Tras un inmenso sufrimiento físico de varios meses, mi padre murió unas horas después de que yo hubiera cumplido diecinueve años, en la madrugada del 25 de agosto de 1982. Justo en ese instante, nos encontrábamos junto a él en la clínica una enfermera, mi madre y yo. Mi padre tenía sólo 50 años de edad.
Mi padre fue una de las mejores personas que he conocido y conoceré nunca. Por ello, siempre he considerado que la vida fue muy injusta con él, aunque él jamás se quejó en ese sentido, algo que para mí le hacía aún más admirable.
Muy posiblemente, aquellos atardeceres de finales de los setenta en los que él escuchaba a Rocío Dúrcal fueron de los pocos momentos realmente felices y dichosos de su vida.

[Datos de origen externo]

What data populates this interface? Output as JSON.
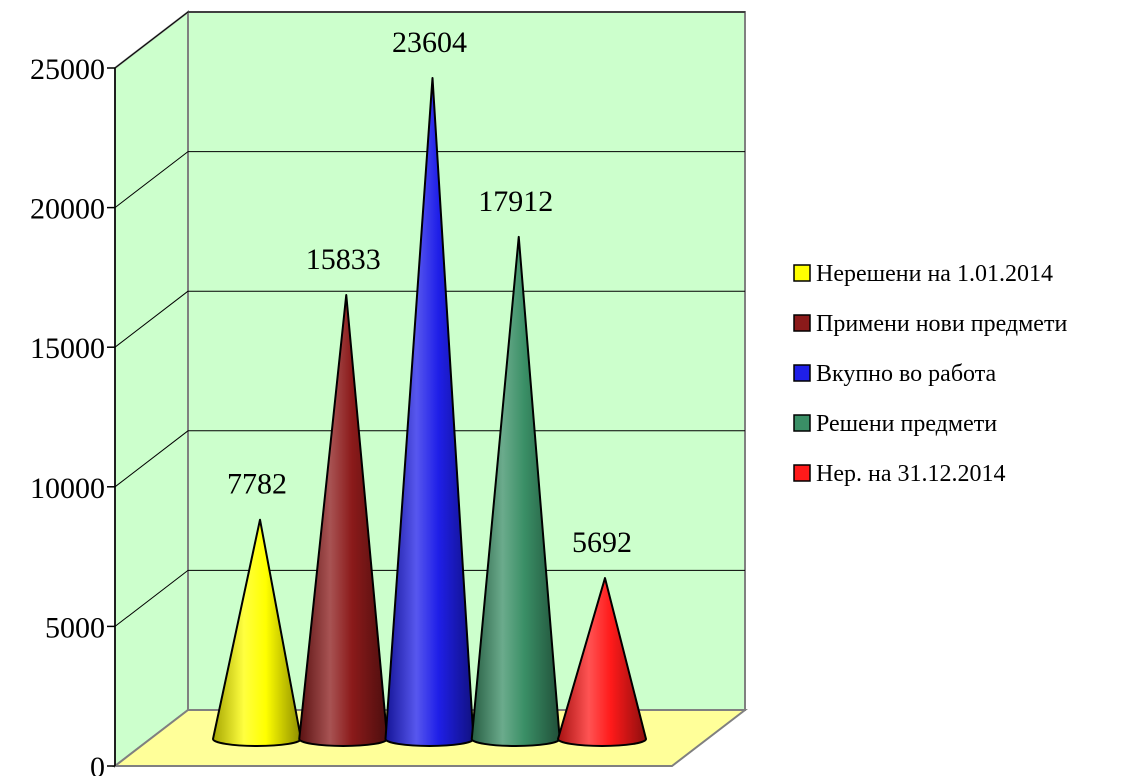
{
  "chart_data": {
    "type": "bar",
    "bar_shape": "cone",
    "categories": [
      "Нерешени на 1.01.2014",
      "Примени нови предмети",
      "Вкупно во работа",
      "Решени предмети",
      "Нер. на 31.12.2014"
    ],
    "values": [
      7782,
      15833,
      23604,
      17912,
      5692
    ],
    "data_labels": [
      "7782",
      "15833",
      "23604",
      "17912",
      "5692"
    ],
    "colors": [
      "#ffff00",
      "#8b1a1a",
      "#1f1fe8",
      "#3a8f66",
      "#ff1a1a"
    ],
    "ylim": [
      0,
      25000
    ],
    "y_ticks": [
      {
        "value": 0,
        "label": "0"
      },
      {
        "value": 5000,
        "label": "5000"
      },
      {
        "value": 10000,
        "label": "10000"
      },
      {
        "value": 15000,
        "label": "15000"
      },
      {
        "value": 20000,
        "label": "20000"
      },
      {
        "value": 25000,
        "label": "25000"
      }
    ],
    "grid": true,
    "legend": "right",
    "wall_color": "#ccffcc",
    "floor_color": "#ffff99",
    "title": "",
    "xlabel": "",
    "ylabel": ""
  }
}
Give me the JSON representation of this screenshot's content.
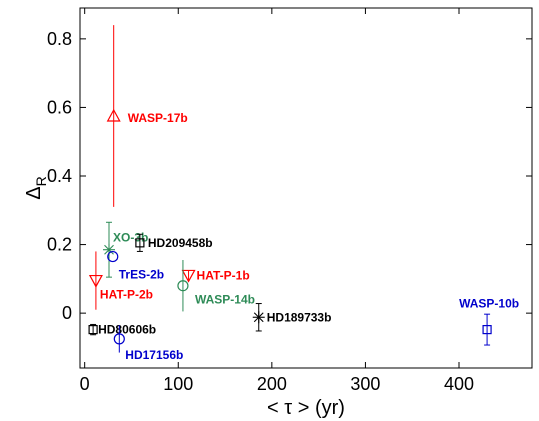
{
  "chart_data": {
    "type": "scatter",
    "title": "",
    "xlabel": "< τ >   (yr)",
    "ylabel": "Δ",
    "ylabel_sub": "R",
    "xlim": [
      -5,
      478
    ],
    "ylim": [
      -0.16,
      0.89
    ],
    "xticks": [
      0,
      100,
      200,
      300,
      400
    ],
    "yticks": [
      0,
      0.2,
      0.4,
      0.6,
      0.8
    ],
    "ytick_labels": [
      "0",
      "0.2",
      "0.4",
      "0.6",
      "0.8"
    ],
    "grid": false,
    "points": [
      {
        "name": "WASP-17b",
        "x": 31,
        "y": 0.575,
        "err_low": 0.265,
        "err_high": 0.265,
        "marker": "triangle-up",
        "color": "#ff0000"
      },
      {
        "name": "XO-3b",
        "x": 26,
        "y": 0.185,
        "err_low": 0.08,
        "err_high": 0.08,
        "marker": "star",
        "color": "#2e8b57"
      },
      {
        "name": "HD209458b",
        "x": 59,
        "y": 0.205,
        "err_low": 0.025,
        "err_high": 0.025,
        "marker": "square",
        "color": "#000000"
      },
      {
        "name": "TrES-2b",
        "x": 30,
        "y": 0.165,
        "err_low": 0.0,
        "err_high": 0.0,
        "marker": "circle",
        "color": "#0000cc"
      },
      {
        "name": "HAT-P-2b",
        "x": 12,
        "y": 0.095,
        "err_low": 0.085,
        "err_high": 0.085,
        "marker": "triangle-down",
        "color": "#ff0000"
      },
      {
        "name": "HAT-P-1b",
        "x": 111,
        "y": 0.11,
        "err_low": 0.015,
        "err_high": 0.015,
        "marker": "triangle-down",
        "color": "#ff0000"
      },
      {
        "name": "WASP-14b",
        "x": 105,
        "y": 0.08,
        "err_low": 0.075,
        "err_high": 0.075,
        "marker": "circle",
        "color": "#2e8b57"
      },
      {
        "name": "HD189733b",
        "x": 186,
        "y": -0.012,
        "err_low": 0.04,
        "err_high": 0.04,
        "marker": "star",
        "color": "#000000"
      },
      {
        "name": "HD80606b",
        "x": 9,
        "y": -0.048,
        "err_low": 0.015,
        "err_high": 0.015,
        "marker": "square",
        "color": "#000000"
      },
      {
        "name": "HD17156b",
        "x": 37,
        "y": -0.075,
        "err_low": 0.04,
        "err_high": 0.04,
        "marker": "circle",
        "color": "#0000cc"
      },
      {
        "name": "WASP-10b",
        "x": 430,
        "y": -0.048,
        "err_low": 0.045,
        "err_high": 0.045,
        "marker": "square",
        "color": "#0000cc"
      }
    ]
  }
}
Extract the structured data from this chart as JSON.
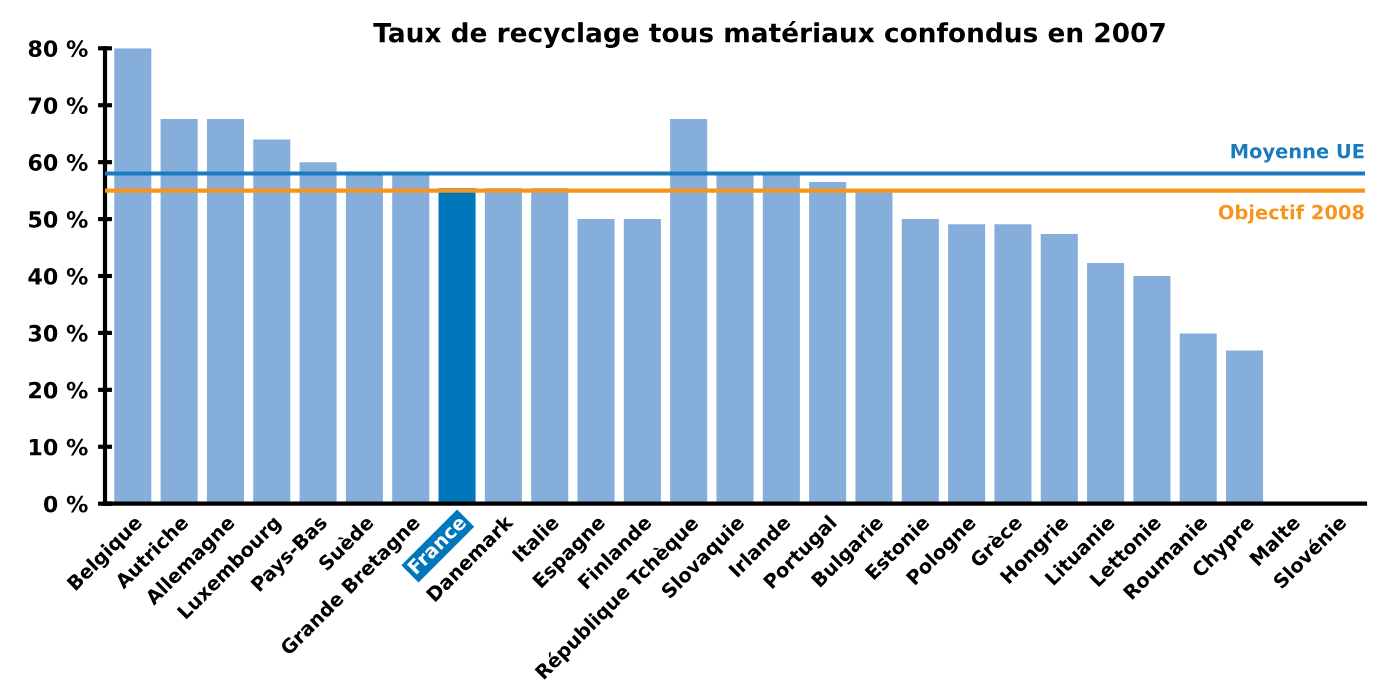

Esa circunstancia me hacía querer y estimar aún más a Rocío Dúrcal, una artista que ya de por sí me pareció siempre una persona extraordinaria.
Tantos años después, ahora sé que de mi padre heredé, sobre todo, el gusto por los paseos solitarios y por la música popular, en especial por los boleros y las rancheras. Tantos años después, ahora sé también que su memoria seguirá siempre muy viva dentro de mí cada vez que, con emoción y ternura, escuche al atardecer el dulce y evocador ronroneo de La gata bajo la lluvia.